Who was the target of the dissent – Moses’ political leadership or the elevation of the Aaron clan above the other Levites? The Reubenites joining the challenge suggests the former while other parts of the tale suggest it is just a debate over priestly privileges. Should Trump be empowered to take off her head when the captain of the American woman’s soccer team refuses to visit the White House? What is wrong with Datan and Abiram refusing to rise up and meet Moses?
And what about the punishment meted out to the dissidents? Not only is the depiction of their complaints and protest misrepresented as a rebellion, even if they were rebels in some vague sense, there is no justification offered for the punishment, let alone having Datan and Abiram swallowed up by the earth and the 250 members of the elite of Israelite society as well, possibly, of Korach and his whole household, including children and servants, burnt alive. Never mind whether the punishment was even deserved, under no decent ethical regime could it be considered proportionate in relationship to the dissidence.

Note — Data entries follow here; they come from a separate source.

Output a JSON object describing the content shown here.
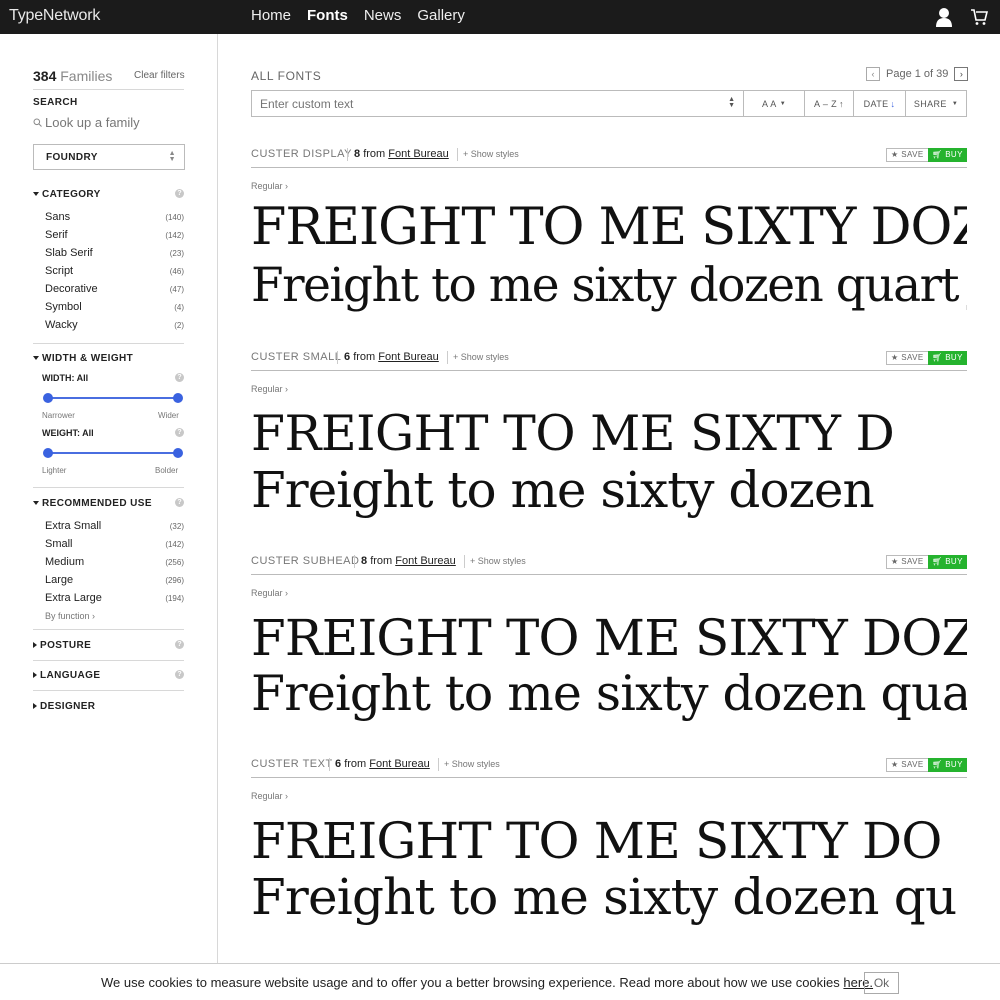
{
  "header": {
    "logo": "TypeNetwork",
    "nav": [
      "Home",
      "Fonts",
      "News",
      "Gallery"
    ],
    "active_nav": "Fonts"
  },
  "sidebar": {
    "families_count": "384",
    "families_label": "Families",
    "clear_filters": "Clear filters",
    "search_label": "SEARCH",
    "search_placeholder": "Look up a family",
    "foundry_label": "FOUNDRY",
    "category": {
      "label": "CATEGORY",
      "items": [
        {
          "label": "Sans",
          "count": "(140)"
        },
        {
          "label": "Serif",
          "count": "(142)"
        },
        {
          "label": "Slab Serif",
          "count": "(23)"
        },
        {
          "label": "Script",
          "count": "(46)"
        },
        {
          "label": "Decorative",
          "count": "(47)"
        },
        {
          "label": "Symbol",
          "count": "(4)"
        },
        {
          "label": "Wacky",
          "count": "(2)"
        }
      ]
    },
    "width_weight": {
      "label": "WIDTH & WEIGHT",
      "width_label": "WIDTH: All",
      "width_min": "Narrower",
      "width_max": "Wider",
      "weight_label": "WEIGHT: All",
      "weight_min": "Lighter",
      "weight_max": "Bolder"
    },
    "recommended": {
      "label": "RECOMMENDED USE",
      "items": [
        {
          "label": "Extra Small",
          "count": "(32)"
        },
        {
          "label": "Small",
          "count": "(142)"
        },
        {
          "label": "Medium",
          "count": "(256)"
        },
        {
          "label": "Large",
          "count": "(296)"
        },
        {
          "label": "Extra Large",
          "count": "(194)"
        }
      ],
      "by_function": "By function ›"
    },
    "posture_label": "POSTURE",
    "language_label": "LANGUAGE",
    "designer_label": "DESIGNER",
    "help_glyph": "?"
  },
  "main": {
    "title": "ALL FONTS",
    "page_text": "Page 1 of 39",
    "prev": "‹",
    "next": "›",
    "custom_text_placeholder": "Enter custom text",
    "tools": {
      "size": "A A",
      "az": "A – Z",
      "date": "DATE",
      "share": "SHARE"
    },
    "fonts": [
      {
        "name": "CUSTER DISPLAY",
        "count": "8",
        "from": "from",
        "foundry": "Font Bureau",
        "show_styles": "+ Show styles",
        "style": "Regular ›",
        "upper": "FREIGHT TO ME SIXTY DOZE",
        "lower": "Freight to me sixty dozen quart jars"
      },
      {
        "name": "CUSTER SMALL",
        "count": "6",
        "from": "from",
        "foundry": "Font Bureau",
        "show_styles": "+ Show styles",
        "style": "Regular ›",
        "upper": "FREIGHT TO ME SIXTY D",
        "lower": "Freight to me sixty dozen"
      },
      {
        "name": "CUSTER SUBHEAD",
        "count": "8",
        "from": "from",
        "foundry": "Font Bureau",
        "show_styles": "+ Show styles",
        "style": "Regular ›",
        "upper": "FREIGHT TO ME SIXTY DOZ",
        "lower": "Freight to me sixty dozen quar"
      },
      {
        "name": "CUSTER TEXT",
        "count": "6",
        "from": "from",
        "foundry": "Font Bureau",
        "show_styles": "+ Show styles",
        "style": "Regular ›",
        "upper": "FREIGHT TO ME SIXTY DO",
        "lower": "Freight to me sixty dozen qu"
      }
    ],
    "save_label": "SAVE",
    "buy_label": "BUY"
  },
  "cookie": {
    "text": "We use cookies to measure website usage and to offer you a better browsing experience. Read more about how we use cookies",
    "link": "here.",
    "ok": "Ok"
  },
  "colors": {
    "topbar": "#1b1b1b",
    "accent_blue": "#3a62e0",
    "buy_green": "#25b32e"
  }
}
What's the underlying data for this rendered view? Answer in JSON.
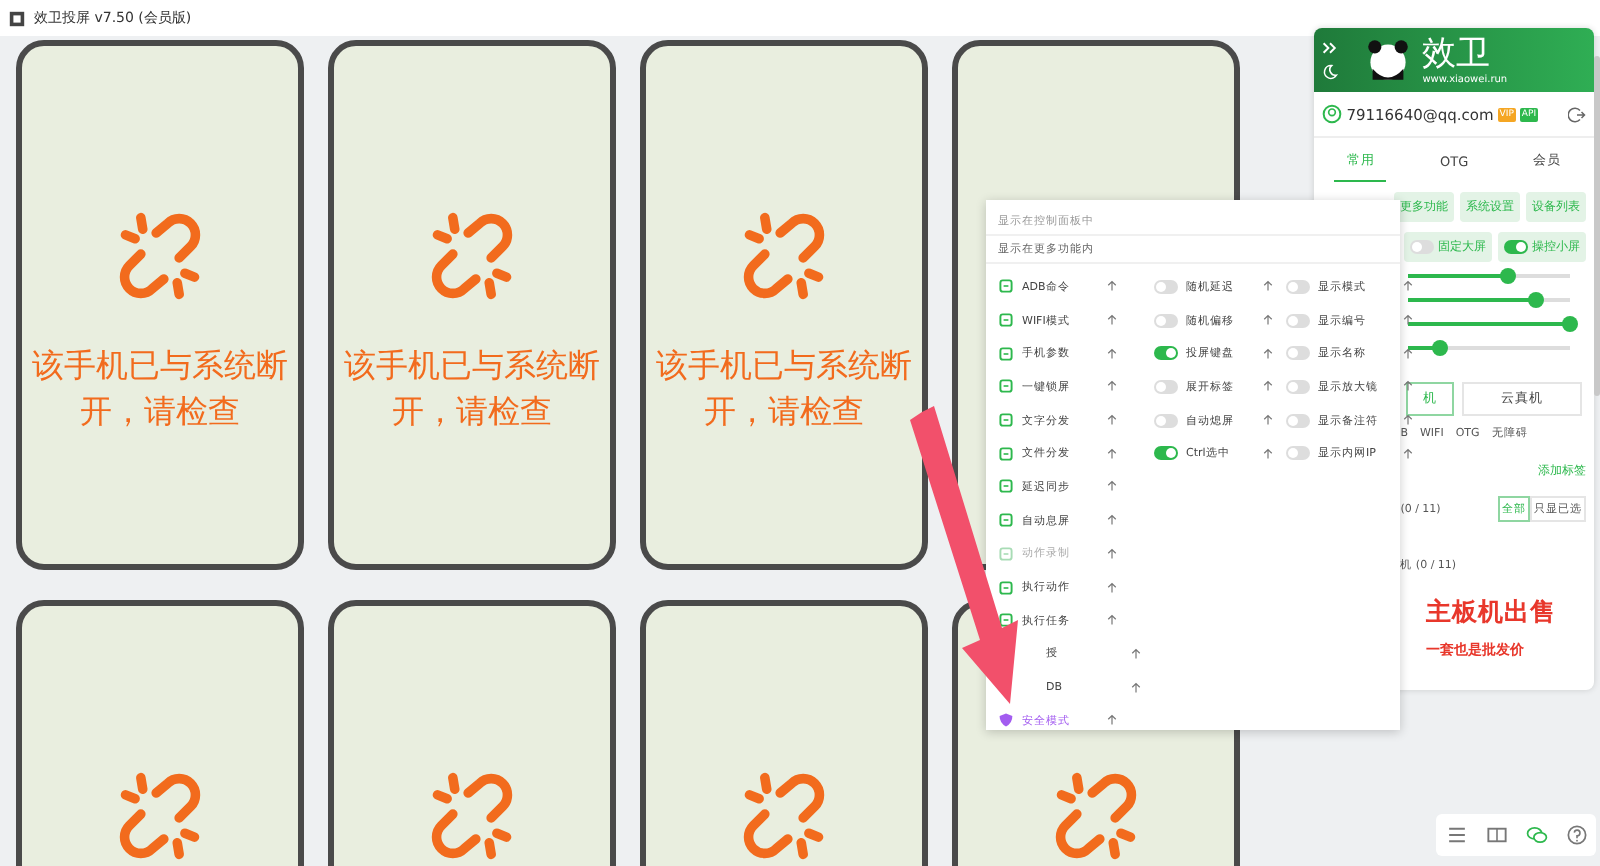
{
  "window": {
    "title": "效卫投屏 v7.50 (会员版)"
  },
  "devices": [
    {
      "kind": "disconnected",
      "message": "该手机已与系统断开，请检查"
    },
    {
      "kind": "disconnected",
      "message": "该手机已与系统断开，请检查"
    },
    {
      "kind": "disconnected",
      "message": "该手机已与系统断开，请检查"
    },
    {
      "kind": "covered"
    },
    {
      "kind": "disconnected"
    },
    {
      "kind": "disconnected"
    },
    {
      "kind": "disconnected"
    },
    {
      "kind": "disconnected"
    }
  ],
  "menu": {
    "headers": [
      "显示在控制面板中",
      "显示在更多功能内"
    ],
    "tools": [
      {
        "label": "ADB命令",
        "disabled": false,
        "selected": false
      },
      {
        "label": "WIFI模式",
        "disabled": false,
        "selected": false
      },
      {
        "label": "手机参数",
        "disabled": false,
        "selected": false
      },
      {
        "label": "一键锁屏",
        "disabled": false,
        "selected": false
      },
      {
        "label": "文字分发",
        "disabled": false,
        "selected": false
      },
      {
        "label": "文件分发",
        "disabled": false,
        "selected": false
      },
      {
        "label": "延迟同步",
        "disabled": false,
        "selected": false
      },
      {
        "label": "自动息屏",
        "disabled": false,
        "selected": false
      },
      {
        "label": "动作录制",
        "disabled": true,
        "selected": false
      },
      {
        "label": "执行动作",
        "disabled": false,
        "selected": false
      },
      {
        "label": "执行任务",
        "disabled": false,
        "selected": false
      },
      {
        "label": "授",
        "disabled": false,
        "selected": false
      },
      {
        "label": "DB",
        "disabled": false,
        "selected": false
      },
      {
        "label": "安全模式",
        "disabled": false,
        "selected": true
      }
    ],
    "switches": [
      {
        "label": "随机延迟",
        "on": false
      },
      {
        "label": "随机偏移",
        "on": false
      },
      {
        "label": "投屏键盘",
        "on": true
      },
      {
        "label": "展开标签",
        "on": false
      },
      {
        "label": "自动熄屏",
        "on": false
      },
      {
        "label": "Ctrl选中",
        "on": true
      }
    ],
    "display": [
      {
        "label": "显示模式",
        "on": false
      },
      {
        "label": "显示编号",
        "on": false
      },
      {
        "label": "显示名称",
        "on": false
      },
      {
        "label": "显示放大镜",
        "on": false
      },
      {
        "label": "显示备注符",
        "on": false
      },
      {
        "label": "显示内网IP",
        "on": false
      }
    ]
  },
  "panel": {
    "brand": "效卫",
    "site": "www.xiaowei.run",
    "account": "79116640@qq.com",
    "badges": [
      {
        "label": "VIP",
        "color": "#f5a623"
      },
      {
        "label": "API",
        "color": "#2db84d"
      }
    ],
    "tabs": [
      {
        "label": "常用",
        "selected": true
      },
      {
        "label": "OTG",
        "selected": false
      },
      {
        "label": "会员",
        "selected": false
      }
    ],
    "actions": [
      "更多功能",
      "系统设置",
      "设备列表"
    ],
    "toggles": [
      {
        "label": "固定大屏",
        "on": false
      },
      {
        "label": "操控小屏",
        "on": true
      }
    ],
    "sliders": [
      {
        "level": 0.62
      },
      {
        "level": 0.79
      },
      {
        "level": 1.0
      },
      {
        "level": 0.19
      }
    ],
    "device_types": [
      {
        "label": "机",
        "selected": true
      },
      {
        "label": "云真机",
        "selected": false
      }
    ],
    "filters": [
      "B",
      "WIFI",
      "OTG",
      "无障碍"
    ],
    "add_tag": "添加标签",
    "group_count": "(0 / 11)",
    "scope": [
      {
        "label": "全部",
        "selected": true
      },
      {
        "label": "只显已选",
        "selected": false
      }
    ],
    "group2": "机 (0 / 11)",
    "ad": {
      "headline": "主板机出售",
      "subline": "一套也是批发价"
    }
  }
}
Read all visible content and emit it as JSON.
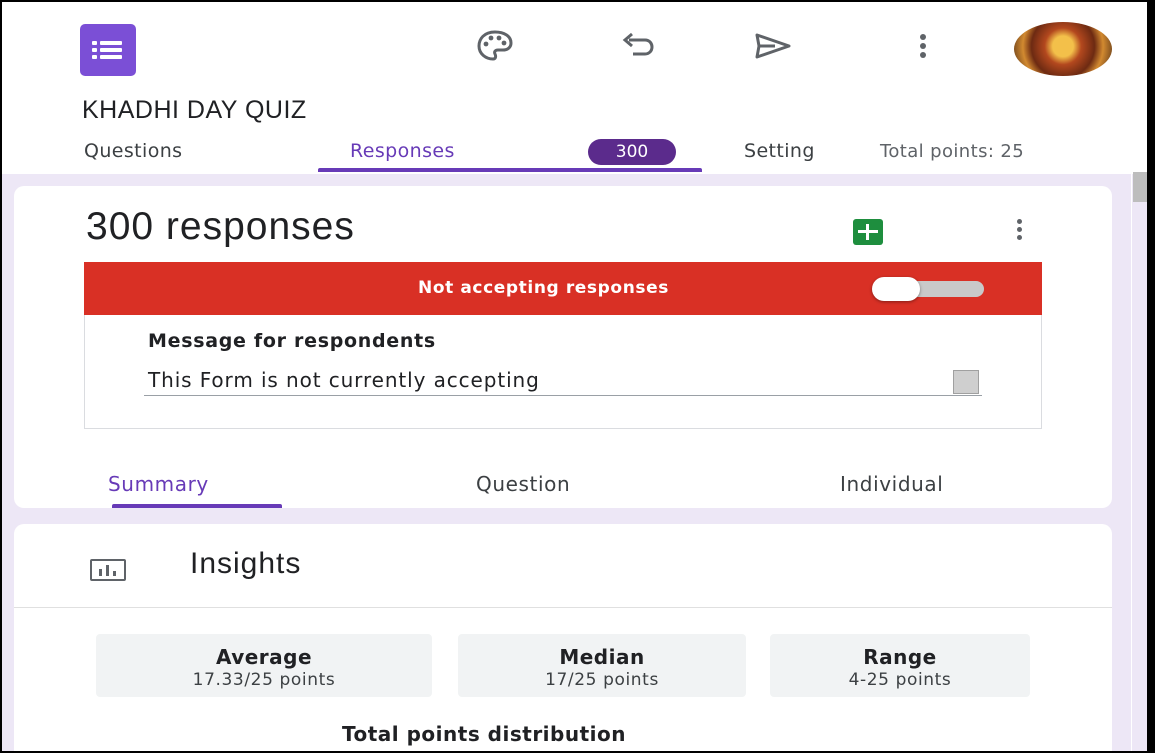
{
  "header": {
    "form_title": "KHADHI DAY QUIZ",
    "icons": [
      "forms-logo-icon",
      "palette-icon",
      "undo-icon",
      "send-icon",
      "more-vert-icon",
      "avatar"
    ]
  },
  "tabs": {
    "questions": "Questions",
    "responses": "Responses",
    "responses_badge": "300",
    "settings": "Setting",
    "total_points": "Total points: 25"
  },
  "responses_card": {
    "count_label": "300 responses",
    "banner_text": "Not accepting responses",
    "accepting": false,
    "message_label": "Message for respondents",
    "message_value": "This Form is not currently accepting"
  },
  "subtabs": {
    "summary": "Summary",
    "question": "Question",
    "individual": "Individual"
  },
  "insights": {
    "title": "Insights",
    "average_label": "Average",
    "average_value": "17.33/25 points",
    "median_label": "Median",
    "median_value": "17/25 points",
    "range_label": "Range",
    "range_value": "4-25 points",
    "distribution_title": "Total points distribution"
  },
  "colors": {
    "accent": "#673ab7",
    "badge": "#5b2b8c",
    "banner_red": "#d93025",
    "sheets_green": "#1e8e3e",
    "background": "#ede7f6"
  }
}
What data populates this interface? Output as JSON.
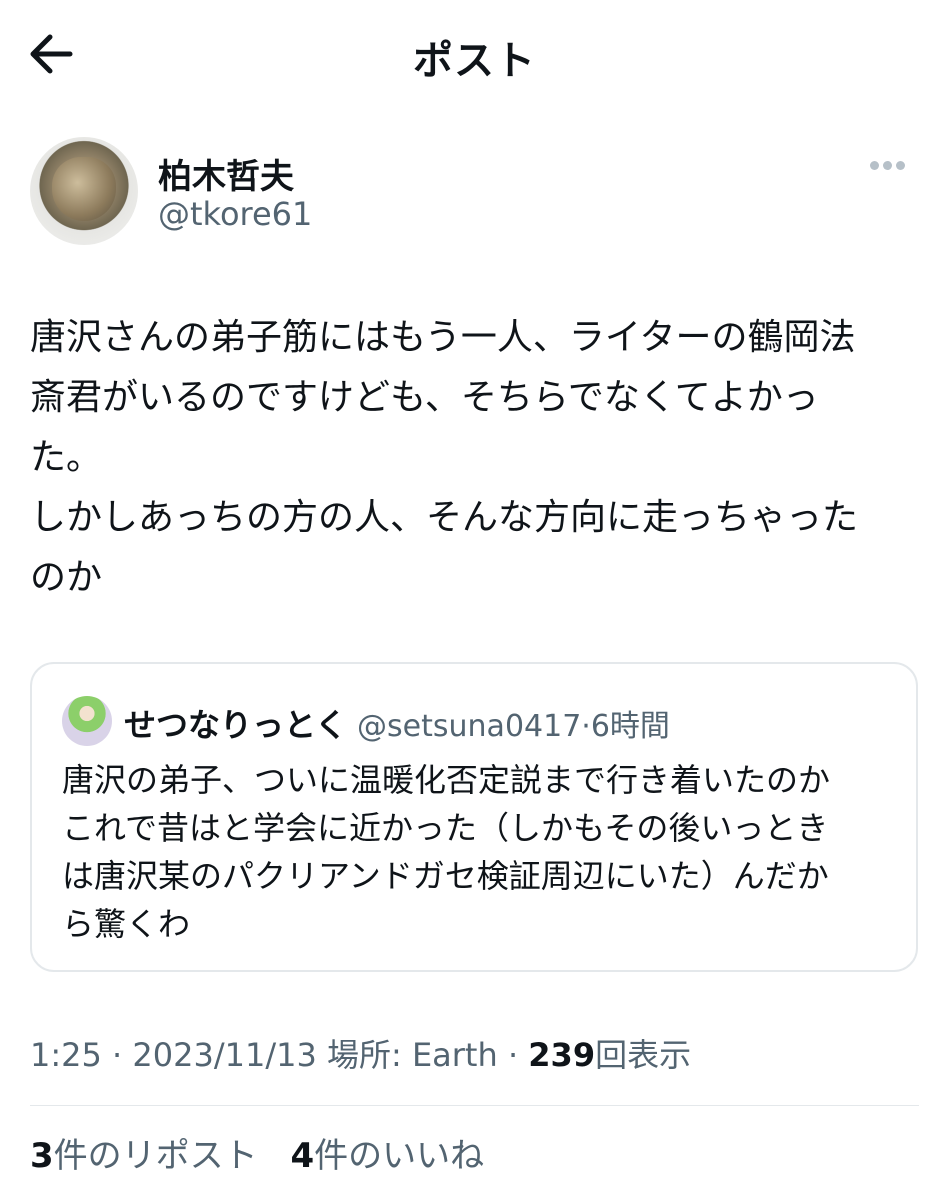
{
  "header": {
    "title": "ポスト",
    "back_icon": "arrow-left-icon"
  },
  "author": {
    "display_name": "柏木哲夫",
    "handle": "@tkore61"
  },
  "post": {
    "text": "唐沢さんの弟子筋にはもう一人、ライターの鶴岡法\n斎君がいるのですけども、そちらでなくてよかっ\nた。\nしかしあっちの方の人、そんな方向に走っちゃった\nのか"
  },
  "quote": {
    "display_name": "せつなりっとく",
    "handle": "@setsuna0417",
    "separator": "·",
    "time": "6時間",
    "text": "唐沢の弟子、ついに温暖化否定説まで行き着いたのか\nこれで昔はと学会に近かった（しかもその後いっとき\nは唐沢某のパクリアンドガセ検証周辺にいた）んだか\nら驚くわ"
  },
  "meta": {
    "time": "1:25",
    "sep1": "·",
    "date": "2023/11/13",
    "location_label": "場所: Earth",
    "sep2": "·",
    "views": "239",
    "views_label": "回表示"
  },
  "stats": {
    "reposts": "3",
    "reposts_label": "件のリポスト",
    "likes": "4",
    "likes_label": "件のいいね"
  },
  "colors": {
    "text": "#0f1419",
    "secondary": "#536471",
    "border": "#e4e8eb"
  }
}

My daughter Rachel was one of many scholarly commentators who wrote wonderful revealing expositions of the text. But where is the ethical and political judgement? Is this not just a case of those defending egalitarianism in the face of unaccountable drifting into authoritarianism? Is the accusation against Korach and his followers, that they were simply playing politics and acting as partisans seeking their own glory and superior status rather than equality, unfair even if possibly true of any dissident group? After all, the South African regime made the same charge against Nelson Mandela and the British monarchists charged the American rebels who actually did take up arms of the same illicit motives.
I have no time this morning to suggest answers and can only imply my dissatisfaction with the rabbinic and scholarly approaches that generally fail to take up the ethical and political issues directly. But, as can be expected, I will return to the issue when I have more time. I have to get back on the road again.